Hızlı karar almanın bayram sürprizleri

Akif Beki

Emekliye maaş zammına gelince hızlı karar alınamadığını, alınan kararın da aylarca beklemeye değmediğini biliyoruz.

En lâzım olduğu yerde, depreme müdahalede geç kalındığını da bizzat Cumhurbaşkanı Erdoğan kabul etmişti.

2018'de geçtiğimiz tek başlılık sisteminin en büyük vaadi, hızlı karar almaktı.

Ama hızlı karar alma sistemi, hız gerektiren yerlerde hızlanamıyor. Tekleyip tutukluk yapıyor.

Hız gerektirmeyen yerlerdeyse hızını alamadığını, Cumhuriyet'in 100. Yılı kutlamalarında yine gördük.

100 yıldır günü belliyken 29 Ekim Cumhuriyet Bayramı'nın ertesi günü okullar, bir son dakika süpriziyle geceden tatil edildi.

Yüzyıllık planlar yapma iddiasındaysanız hızlı karar alma sistemi, size uygun değil demektir. Baksanıza, 24 saat sonrasını öngörüp ona göre hazırlık yapmanıza bile imkan tanımıyor.

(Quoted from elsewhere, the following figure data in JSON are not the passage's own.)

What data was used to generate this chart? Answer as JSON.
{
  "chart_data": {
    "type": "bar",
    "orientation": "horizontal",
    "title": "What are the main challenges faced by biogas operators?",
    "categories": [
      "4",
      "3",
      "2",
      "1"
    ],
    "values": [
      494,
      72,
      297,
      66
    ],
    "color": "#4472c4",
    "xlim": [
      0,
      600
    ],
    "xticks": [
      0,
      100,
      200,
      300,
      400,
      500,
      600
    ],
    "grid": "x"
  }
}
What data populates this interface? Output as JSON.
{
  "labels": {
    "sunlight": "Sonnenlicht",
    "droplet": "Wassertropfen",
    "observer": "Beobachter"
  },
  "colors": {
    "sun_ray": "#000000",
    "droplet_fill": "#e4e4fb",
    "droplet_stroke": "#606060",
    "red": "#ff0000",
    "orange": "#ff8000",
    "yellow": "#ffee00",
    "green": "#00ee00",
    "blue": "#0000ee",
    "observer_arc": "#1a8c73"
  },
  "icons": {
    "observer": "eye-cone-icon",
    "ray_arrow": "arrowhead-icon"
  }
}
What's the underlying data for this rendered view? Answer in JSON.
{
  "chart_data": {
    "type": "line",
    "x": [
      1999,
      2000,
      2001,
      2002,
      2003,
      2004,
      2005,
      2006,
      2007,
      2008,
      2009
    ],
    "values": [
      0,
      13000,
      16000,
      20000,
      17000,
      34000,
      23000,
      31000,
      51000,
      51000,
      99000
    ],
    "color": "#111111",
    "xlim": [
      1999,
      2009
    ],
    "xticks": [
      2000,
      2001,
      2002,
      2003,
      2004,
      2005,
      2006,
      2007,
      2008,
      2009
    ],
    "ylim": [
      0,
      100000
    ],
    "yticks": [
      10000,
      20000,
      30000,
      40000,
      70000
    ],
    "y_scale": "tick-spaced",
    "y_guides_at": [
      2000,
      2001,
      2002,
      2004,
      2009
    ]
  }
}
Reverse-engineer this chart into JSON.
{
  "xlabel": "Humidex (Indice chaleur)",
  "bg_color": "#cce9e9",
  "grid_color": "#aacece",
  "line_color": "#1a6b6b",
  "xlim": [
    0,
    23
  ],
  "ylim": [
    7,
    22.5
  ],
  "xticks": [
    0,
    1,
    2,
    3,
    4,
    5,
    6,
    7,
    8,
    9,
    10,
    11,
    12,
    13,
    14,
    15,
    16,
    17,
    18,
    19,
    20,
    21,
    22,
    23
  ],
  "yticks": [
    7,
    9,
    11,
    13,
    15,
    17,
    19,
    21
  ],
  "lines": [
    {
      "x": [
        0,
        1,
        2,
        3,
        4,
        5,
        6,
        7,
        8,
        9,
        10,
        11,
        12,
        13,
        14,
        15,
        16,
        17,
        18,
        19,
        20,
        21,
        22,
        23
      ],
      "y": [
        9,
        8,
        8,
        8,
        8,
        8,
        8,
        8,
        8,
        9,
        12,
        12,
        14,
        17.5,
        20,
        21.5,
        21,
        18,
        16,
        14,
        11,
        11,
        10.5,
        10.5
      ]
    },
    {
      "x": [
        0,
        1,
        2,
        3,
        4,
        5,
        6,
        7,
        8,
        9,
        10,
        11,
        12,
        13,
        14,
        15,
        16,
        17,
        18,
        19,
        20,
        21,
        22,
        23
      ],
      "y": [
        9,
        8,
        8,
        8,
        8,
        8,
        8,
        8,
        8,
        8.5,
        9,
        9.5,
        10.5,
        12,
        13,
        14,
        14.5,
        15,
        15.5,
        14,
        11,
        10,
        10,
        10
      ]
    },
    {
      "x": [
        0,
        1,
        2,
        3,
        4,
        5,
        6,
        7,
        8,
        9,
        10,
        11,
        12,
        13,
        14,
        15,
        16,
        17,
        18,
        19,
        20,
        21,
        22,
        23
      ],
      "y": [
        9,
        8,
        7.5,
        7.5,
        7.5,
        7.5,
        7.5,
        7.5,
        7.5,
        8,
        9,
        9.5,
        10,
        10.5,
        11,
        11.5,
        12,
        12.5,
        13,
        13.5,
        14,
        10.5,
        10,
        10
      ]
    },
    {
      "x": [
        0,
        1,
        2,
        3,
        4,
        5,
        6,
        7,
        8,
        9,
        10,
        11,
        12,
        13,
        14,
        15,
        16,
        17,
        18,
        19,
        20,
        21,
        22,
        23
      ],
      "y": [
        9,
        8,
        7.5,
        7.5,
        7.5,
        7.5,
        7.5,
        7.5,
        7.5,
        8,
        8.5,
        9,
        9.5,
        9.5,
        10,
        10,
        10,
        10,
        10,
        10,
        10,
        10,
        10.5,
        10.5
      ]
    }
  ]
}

Ağırdan alınacak, yavaşlanacak yerde hızlanan bir karar sistemimiz var. Başka örnekleri de yaşanıyor.

Cumhuriyet Bayramı kutlamalarına hazırlık için Boğaz Köprüsü'nün, belli gün ve saatlerde trafiğe kapataılacağı duyuruldu. İstanbul'da hayatı etkileyecek bir karardı. Ama son gün, kapatmaktan vazgeçildi. Kapatmadan da provaların yapılabildiği, bunun gerekmediği anlaşılmış.

Ya da İstanbul Valiliğinin, 28 Ekim'deki resepsiyonunu alın. Cumhuriyet'in 100. Yılı kutlanacak. Ve 29 Ekim'e günler kala, son hafta davetiyeler gönderiliyor. Cumhurbaşkanlığındaki resepsiyon belirsizliği, ancak netleşebildiğinden mi? Son anda İstanbul Valiliğinin üstüne mi kaldı?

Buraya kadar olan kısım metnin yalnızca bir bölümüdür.